Roberto is a descendant of Capitán Doctor Jerónimo Luis de Cabrera y Toledo, a conquistador who, in 1563, founded the city of Ica on the banks of a river 160 miles south of Lima. Roberto favors desert fatigues, a khaki shirt, and tan boots. He has a thick gray moustache, and over his shirt he wears a steel-ribbed tan corset that he cinches tight each morning to keep his back straight. A broad-brimmed hat shades his blue eyes, and he is never without the knife on his wide leather belt or the cell phone strapped to his thick wrist. At 54, he maintains the natural good looks of a rakish man of action: a Burt Reynolds or a Douglas Fairbanks Jr.

We had begun our trip at Roberto’s home in Ica’s city center. He lives on the main square, in the thick-walled yellow mansion built by his grandfather a century ago. From the facade of the house, under the Cabrera coat of arms, two huge, dark doors swing into a courtyard. Inside, the bustling traffic in the plaza fades to a distant echo. In narrow, dim hallways with dark wood wainscoting, cracks in the plaster snake off into the gloom. A piano sits askew in the middle of a room, where an earthquake shoved it. In a grand dining room, a massive mahogany table is set for a feast of dust. In the rear courtyard, the entire back of the house has collapsed.
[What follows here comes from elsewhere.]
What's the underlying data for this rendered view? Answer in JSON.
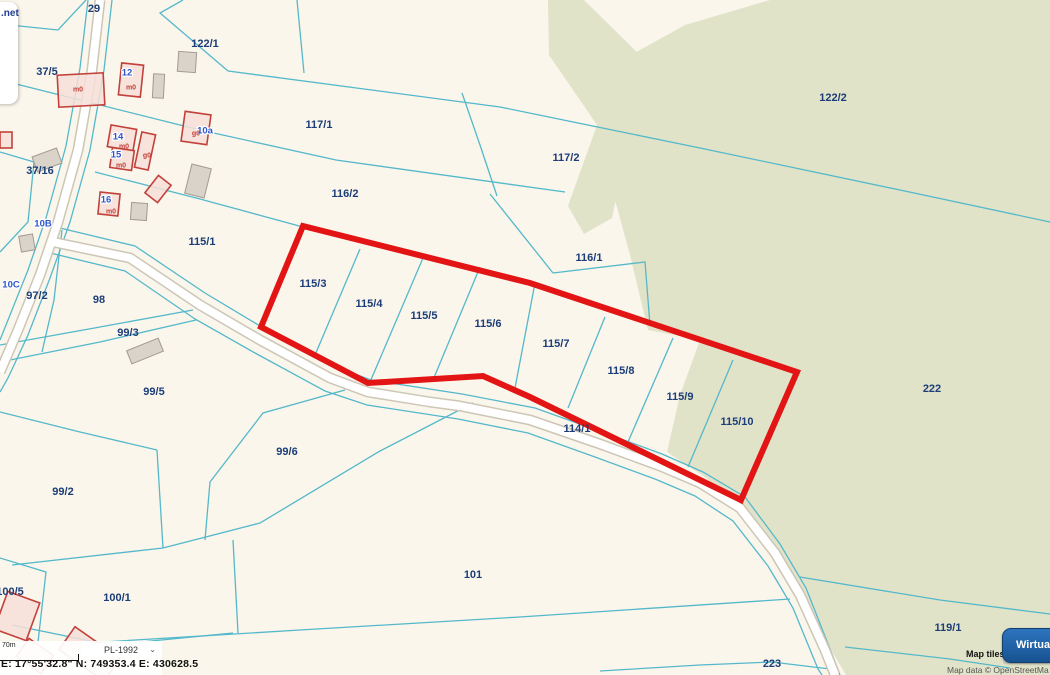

The front rooms of the mansion, facing the plaza, house the Museum of the Engraved Stones of Ica. The stones were collected by Roberto’s late uncle, Javier Cabrera Darquea. A prominent physician in the 1960s and ’70s, he spent his later years taking trips to the desert. He came back bearing rocks engraved with images of people of, as he told it, extraterrestrial origin, commingling with dinosaurs. Above Javier’s desk is a framed photo of him presenting a black, carved stone to actress Shirley MacLaine.

This is Roberto’s birthright: The Cabrera name is equal parts proud legacy and burden. The family is given to big ideas both practical (bringing irrigation to the valley; planting the first olive trees in the area) and eccentric (communing with aliens; ranting in the public square, as one of Roberto’s brothers has been known to do). For every noble event commemorated in the bright oil paintings hung above Javier Cabrera’s stones, the clan hides a darker tale. When I told our cab driver we were going to the Cabrera mansion, he looked at me over his shoulder and said, “They’re all crazy.”